Joe struck gold the next night in South Taranaki, where we stayed at a site on Maori land operated by Phoebe, an outspoken and self identifying radical who gave me history and language lessons and listened patiently as I asked what could have been intrusive and poorly phrased questions. She was generous in her responses and offerings of Turkish Delights, as we sat in the game/kitchen/dining/entertainment room of the camp, with her one-eyed cat brushing up against my leg. The issues Phoebe identified as essential to Maori identity are strikingly similar to what I have learned about the priorities of Native Americans in the US. It’s about land and language. Passing on traditions to younger generations. Finding a balance. Much more on this later.
This site gave us the ocean we were looking for. It could have been home, save for the black sand under our toes, the light blue waves crashing into mussel-encrusted rock formations, and the fossilized oyster shells.

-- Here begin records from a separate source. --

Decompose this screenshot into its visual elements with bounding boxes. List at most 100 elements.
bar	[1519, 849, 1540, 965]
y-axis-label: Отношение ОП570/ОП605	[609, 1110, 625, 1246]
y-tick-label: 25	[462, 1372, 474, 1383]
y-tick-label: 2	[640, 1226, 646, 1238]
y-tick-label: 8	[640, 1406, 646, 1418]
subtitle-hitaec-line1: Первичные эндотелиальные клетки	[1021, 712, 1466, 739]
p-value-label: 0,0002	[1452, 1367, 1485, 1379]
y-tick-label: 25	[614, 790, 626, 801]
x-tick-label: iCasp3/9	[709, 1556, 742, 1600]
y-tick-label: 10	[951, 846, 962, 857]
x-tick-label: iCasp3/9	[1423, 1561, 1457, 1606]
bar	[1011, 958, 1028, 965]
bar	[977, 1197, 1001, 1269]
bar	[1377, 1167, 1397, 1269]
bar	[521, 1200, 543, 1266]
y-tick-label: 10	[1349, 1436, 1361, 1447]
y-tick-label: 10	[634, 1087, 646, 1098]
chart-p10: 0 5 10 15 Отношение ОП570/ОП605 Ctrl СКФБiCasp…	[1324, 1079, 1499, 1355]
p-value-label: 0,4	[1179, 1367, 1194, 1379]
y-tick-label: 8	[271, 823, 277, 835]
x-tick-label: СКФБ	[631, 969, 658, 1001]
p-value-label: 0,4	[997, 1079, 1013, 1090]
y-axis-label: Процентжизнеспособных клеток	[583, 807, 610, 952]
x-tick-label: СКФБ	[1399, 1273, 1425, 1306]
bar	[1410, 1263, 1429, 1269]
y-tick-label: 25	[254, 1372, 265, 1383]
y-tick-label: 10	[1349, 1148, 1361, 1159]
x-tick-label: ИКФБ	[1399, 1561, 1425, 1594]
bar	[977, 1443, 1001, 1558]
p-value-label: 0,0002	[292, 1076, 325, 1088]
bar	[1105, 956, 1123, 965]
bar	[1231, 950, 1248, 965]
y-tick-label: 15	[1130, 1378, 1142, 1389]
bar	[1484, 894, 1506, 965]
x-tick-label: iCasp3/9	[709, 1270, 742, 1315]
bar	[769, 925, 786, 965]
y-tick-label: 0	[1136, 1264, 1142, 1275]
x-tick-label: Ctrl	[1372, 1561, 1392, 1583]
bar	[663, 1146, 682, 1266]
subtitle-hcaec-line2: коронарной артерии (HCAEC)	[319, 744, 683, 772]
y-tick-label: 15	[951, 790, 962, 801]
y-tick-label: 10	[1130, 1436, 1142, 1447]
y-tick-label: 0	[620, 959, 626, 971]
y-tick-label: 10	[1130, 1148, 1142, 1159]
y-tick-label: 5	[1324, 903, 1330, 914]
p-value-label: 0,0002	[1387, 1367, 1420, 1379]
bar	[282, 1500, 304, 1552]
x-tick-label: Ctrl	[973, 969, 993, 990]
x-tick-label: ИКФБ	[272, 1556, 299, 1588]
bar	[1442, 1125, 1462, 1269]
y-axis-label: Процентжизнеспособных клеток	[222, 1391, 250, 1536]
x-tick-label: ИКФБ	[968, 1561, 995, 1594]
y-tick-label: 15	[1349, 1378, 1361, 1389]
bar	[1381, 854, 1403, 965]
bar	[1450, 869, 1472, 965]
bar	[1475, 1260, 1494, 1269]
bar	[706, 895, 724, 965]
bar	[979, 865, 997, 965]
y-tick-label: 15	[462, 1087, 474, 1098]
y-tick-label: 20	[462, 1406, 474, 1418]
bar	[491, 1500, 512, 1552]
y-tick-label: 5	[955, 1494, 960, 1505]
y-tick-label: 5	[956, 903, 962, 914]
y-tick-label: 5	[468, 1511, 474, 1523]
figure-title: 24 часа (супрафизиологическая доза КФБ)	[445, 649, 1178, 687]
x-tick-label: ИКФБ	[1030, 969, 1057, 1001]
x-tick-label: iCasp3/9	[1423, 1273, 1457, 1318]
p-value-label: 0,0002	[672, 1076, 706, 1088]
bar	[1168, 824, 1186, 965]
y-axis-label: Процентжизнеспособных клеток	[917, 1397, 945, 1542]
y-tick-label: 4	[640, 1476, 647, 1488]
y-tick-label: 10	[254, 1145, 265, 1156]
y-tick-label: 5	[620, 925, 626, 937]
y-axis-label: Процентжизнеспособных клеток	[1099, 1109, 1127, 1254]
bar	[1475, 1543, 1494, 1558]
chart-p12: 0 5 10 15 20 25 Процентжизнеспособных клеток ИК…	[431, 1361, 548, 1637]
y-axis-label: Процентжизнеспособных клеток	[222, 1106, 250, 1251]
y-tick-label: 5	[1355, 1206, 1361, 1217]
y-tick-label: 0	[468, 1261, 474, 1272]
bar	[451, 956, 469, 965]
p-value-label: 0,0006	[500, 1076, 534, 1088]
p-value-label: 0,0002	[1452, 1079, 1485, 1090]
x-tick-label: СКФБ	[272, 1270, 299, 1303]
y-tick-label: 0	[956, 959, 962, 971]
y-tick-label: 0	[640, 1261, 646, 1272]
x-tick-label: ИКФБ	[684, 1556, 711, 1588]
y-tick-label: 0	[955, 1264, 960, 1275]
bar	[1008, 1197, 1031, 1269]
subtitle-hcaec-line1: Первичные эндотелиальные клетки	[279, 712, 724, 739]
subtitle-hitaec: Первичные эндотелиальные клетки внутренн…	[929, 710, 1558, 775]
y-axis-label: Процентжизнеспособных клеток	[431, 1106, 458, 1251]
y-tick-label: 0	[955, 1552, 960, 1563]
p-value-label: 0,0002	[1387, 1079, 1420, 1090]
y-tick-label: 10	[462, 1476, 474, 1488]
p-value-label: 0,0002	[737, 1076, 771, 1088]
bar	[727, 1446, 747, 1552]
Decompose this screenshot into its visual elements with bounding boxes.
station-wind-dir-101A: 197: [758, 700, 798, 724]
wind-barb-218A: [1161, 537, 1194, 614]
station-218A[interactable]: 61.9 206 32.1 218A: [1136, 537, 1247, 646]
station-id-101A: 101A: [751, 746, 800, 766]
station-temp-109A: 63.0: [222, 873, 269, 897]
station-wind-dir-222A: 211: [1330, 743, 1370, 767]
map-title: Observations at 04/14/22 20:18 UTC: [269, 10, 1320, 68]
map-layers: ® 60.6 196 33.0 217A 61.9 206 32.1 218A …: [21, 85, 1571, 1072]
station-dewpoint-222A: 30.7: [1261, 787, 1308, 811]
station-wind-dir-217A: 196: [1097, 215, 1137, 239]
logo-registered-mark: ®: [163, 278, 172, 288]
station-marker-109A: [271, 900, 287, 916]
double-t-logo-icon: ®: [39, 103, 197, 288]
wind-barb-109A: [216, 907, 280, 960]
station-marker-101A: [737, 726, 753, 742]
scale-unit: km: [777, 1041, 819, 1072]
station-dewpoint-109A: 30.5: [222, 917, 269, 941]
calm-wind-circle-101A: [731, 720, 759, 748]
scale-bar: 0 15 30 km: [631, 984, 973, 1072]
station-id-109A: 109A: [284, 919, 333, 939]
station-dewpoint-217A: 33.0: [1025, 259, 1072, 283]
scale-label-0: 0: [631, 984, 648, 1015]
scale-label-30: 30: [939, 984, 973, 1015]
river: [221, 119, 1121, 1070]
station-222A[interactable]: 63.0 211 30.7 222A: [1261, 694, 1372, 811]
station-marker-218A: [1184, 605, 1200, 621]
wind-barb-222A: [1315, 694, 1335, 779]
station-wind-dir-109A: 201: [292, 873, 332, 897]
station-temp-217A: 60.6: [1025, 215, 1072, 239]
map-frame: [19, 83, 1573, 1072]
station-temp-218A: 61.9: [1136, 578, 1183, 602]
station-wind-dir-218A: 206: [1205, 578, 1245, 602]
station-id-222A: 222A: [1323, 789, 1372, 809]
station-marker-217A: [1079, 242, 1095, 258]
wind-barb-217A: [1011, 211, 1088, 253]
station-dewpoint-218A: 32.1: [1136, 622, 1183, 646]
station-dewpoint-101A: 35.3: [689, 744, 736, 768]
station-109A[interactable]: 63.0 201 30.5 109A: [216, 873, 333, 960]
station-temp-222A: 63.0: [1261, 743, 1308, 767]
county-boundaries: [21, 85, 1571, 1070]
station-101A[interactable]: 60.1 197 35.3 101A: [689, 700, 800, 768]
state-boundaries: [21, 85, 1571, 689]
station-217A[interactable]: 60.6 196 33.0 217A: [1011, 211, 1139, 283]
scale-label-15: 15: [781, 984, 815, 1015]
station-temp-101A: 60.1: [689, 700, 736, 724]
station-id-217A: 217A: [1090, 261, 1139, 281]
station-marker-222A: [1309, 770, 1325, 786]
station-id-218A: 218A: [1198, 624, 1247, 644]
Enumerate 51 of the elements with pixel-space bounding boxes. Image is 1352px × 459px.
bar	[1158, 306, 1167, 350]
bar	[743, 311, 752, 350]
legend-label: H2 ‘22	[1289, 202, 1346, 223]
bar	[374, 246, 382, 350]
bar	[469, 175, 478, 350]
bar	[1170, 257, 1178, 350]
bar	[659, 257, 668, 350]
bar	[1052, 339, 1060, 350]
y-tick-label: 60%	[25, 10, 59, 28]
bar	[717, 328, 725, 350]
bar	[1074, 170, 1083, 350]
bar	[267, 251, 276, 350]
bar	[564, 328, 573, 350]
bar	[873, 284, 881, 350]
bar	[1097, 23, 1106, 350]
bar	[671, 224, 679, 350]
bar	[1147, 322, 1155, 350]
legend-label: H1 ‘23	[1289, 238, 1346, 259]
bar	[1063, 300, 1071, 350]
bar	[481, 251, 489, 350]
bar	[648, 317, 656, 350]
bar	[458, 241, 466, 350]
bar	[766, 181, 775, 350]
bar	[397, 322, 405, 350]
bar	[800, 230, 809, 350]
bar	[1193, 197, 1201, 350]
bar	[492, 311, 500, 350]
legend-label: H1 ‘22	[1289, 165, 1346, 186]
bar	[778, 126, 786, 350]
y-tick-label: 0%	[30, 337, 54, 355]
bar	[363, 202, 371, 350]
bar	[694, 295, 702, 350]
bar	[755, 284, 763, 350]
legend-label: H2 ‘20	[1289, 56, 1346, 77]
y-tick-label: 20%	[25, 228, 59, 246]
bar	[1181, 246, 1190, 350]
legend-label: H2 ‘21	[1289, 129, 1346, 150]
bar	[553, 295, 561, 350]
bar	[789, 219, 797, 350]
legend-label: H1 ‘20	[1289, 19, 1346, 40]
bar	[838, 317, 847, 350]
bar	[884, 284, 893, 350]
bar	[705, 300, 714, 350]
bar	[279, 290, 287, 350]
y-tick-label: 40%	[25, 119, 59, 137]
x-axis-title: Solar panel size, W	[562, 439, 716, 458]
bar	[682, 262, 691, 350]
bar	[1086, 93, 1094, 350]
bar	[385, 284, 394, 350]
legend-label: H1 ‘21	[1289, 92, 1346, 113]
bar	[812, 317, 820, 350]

At Te Ranatapu Ohawe, a river flowed out of the mountains, bouncing over the black sand and spilling into the sea. Phoebe reminded us that places are named for their geographic features, and this river was named because it sounds like snoring. It seemed more like laughing to me.
Closing in on our final night on the road, Phoebe waved us off from the porch of her office as we hit the gas to climb the hill out of camp. Our bed hadn’t gotten any more comfortable, our sink still wasn’t draining, but we were beginning to get a sense of the beauty of a campervan holiday. People and places, when you choose good ones, have everything to do with it. And we were getting better at the choosing. Which is why we decided to wing it on our final night by renting a driveway. Yes, a driveway my American friends. You can rent such a thing here. Phillip and Meghan’s driveway had great reviews, so we swung south and ended up parked on the top of a hill next to a dairy farm and a garden full of edible flowers. We stayed up late enjoying each other’s company and glasses of whiskey, got the perspective of a dairy farmer on the state of the industry in New Zealand, and talked cars. The next morning, they sent us off with a belly full of pancakes and a promise to stop in when they go 4-wheeling around the world. Oh, and a suggestion to try naturalist campsites. Just in case the current campervan experience hadn’t pushed me well out of my comfort zone.
Day 8. The Jucy returns to the stable. We arrived back to Wellington tired, a bit smelly, and totally satisfied with this trip. I wouldn’t say that we went from survive to thrive, but we learned a lot, met some wonderful people, and got out into it, as we had hoped. New Zealand was generous to us as we adjusted to campervan life. If this is, in fact, our last camping trip, as we often alluded to on the road, we got it right in the end.